China criticises US over Portugal pressure
China has strongly criticised the United States government for putting pressure on Lisbon not to do business with Beijing on contracts concerning technology.
The condemnation came today two weeks after US ambassador to Lisbon George E. Glass gave an interview with newspaper Expresso in which he appeared to give Portugal a choice between doing business with China or the US over adopting technology from the Chinese telecommunications group Huawei to build Portugal’s 5G network.
“To coerce other countries to bow to its will is not just a flagrant act of harassment, but also an obvious rejection of the economic market principles which govern the United States,” states the Chinese Ministry of Foreign Affairs in a statement to the Portuguese news agency Lusa.
“No nation with an independent spirit should be associated with this campaign from Washington,” adds the ministry in the communiqué.
In a visit to Lisbon last week, the US Under-Secretary of State Keith Krach underlined the importance of excluding Huawei from supplying 5G networks for the internet.
The visit took place just days after Ambassador Glass said that the Portuguese “have to make a choice now” between “working with secure partners, NATO allies, or working with economic partners, the Chinese.”
Glass admitted that: “Portugal would inevitably end up part of the battlefield in Europe between the United States and China” and alleged that China “has long-term plans to accumulate malign influence through the economy and other means.”
The comments from the US ambassador were roundly criticised by the Portuguese Minister of Foreign Affairs, Augusto Santos Silva, and the President of the Republic, Marcelo Rebelo de Sousa who said that: “In Portugal those representatives elected by the Portuguese were the ones who would decide their destinies.”
In the same communiqué sent to Lusa, China accused the United States of “infringing the rules of international trade” and of “damaging the interests of both consumers and business.”
The Chinese Government also reminded Lisbon that both Portugal and China have signed a strategic global partnership.
The Global Strategic Partnership between China and Portugal was signed in October 2010 during a State visit to Lisbon by the then Chinese president Hu Jintao on the back of which a number of important Chinese investment contracts for the Portuguese economy were signed.

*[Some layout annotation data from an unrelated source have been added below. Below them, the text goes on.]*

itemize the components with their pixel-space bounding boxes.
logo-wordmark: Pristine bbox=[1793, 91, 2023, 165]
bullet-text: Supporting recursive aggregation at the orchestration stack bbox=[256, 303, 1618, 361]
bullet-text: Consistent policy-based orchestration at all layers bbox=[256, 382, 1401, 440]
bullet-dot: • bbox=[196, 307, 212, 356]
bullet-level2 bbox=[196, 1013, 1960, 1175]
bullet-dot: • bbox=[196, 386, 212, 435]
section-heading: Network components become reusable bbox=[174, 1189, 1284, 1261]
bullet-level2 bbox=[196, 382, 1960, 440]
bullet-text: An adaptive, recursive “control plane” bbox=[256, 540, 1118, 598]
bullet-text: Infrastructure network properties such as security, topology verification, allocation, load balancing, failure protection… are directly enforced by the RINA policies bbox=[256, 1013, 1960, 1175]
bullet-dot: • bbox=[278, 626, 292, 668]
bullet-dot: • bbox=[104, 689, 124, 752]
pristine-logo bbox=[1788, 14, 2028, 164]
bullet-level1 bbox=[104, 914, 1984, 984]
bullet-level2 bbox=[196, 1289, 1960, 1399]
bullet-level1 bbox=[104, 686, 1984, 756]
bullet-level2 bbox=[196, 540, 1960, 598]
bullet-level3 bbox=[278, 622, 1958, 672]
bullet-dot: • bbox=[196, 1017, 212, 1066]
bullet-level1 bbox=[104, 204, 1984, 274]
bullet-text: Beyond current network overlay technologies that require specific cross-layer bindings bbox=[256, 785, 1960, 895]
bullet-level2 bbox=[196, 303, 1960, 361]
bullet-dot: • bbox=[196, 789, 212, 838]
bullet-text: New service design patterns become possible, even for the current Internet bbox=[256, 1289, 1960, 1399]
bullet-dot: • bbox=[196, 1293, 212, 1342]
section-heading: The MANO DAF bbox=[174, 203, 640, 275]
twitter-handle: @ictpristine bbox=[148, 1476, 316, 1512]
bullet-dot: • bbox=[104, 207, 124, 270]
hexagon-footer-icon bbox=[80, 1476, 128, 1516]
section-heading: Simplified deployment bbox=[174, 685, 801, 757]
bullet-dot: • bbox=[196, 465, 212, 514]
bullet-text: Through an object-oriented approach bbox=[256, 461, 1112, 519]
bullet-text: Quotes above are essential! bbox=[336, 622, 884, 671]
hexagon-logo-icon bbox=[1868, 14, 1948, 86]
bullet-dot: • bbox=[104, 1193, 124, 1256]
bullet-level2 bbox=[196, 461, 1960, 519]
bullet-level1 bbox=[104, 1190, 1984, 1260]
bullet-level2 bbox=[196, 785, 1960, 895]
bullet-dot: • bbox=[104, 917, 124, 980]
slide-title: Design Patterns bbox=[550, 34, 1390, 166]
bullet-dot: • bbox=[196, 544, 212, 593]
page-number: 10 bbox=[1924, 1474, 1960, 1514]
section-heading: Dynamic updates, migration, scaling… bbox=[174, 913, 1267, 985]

Diplomatic relations between China and the United States have deteriorated rapidly over the past two years, with various disputes between the two nations which are the largest economies in the world. References in both Beijing and Washington of a new cold war are frequent references.
In addition to the Huawei boycott, Donald Trump has placed 70 Chinese companies on a US Department of Trade blacklist, limiting their access to US technology.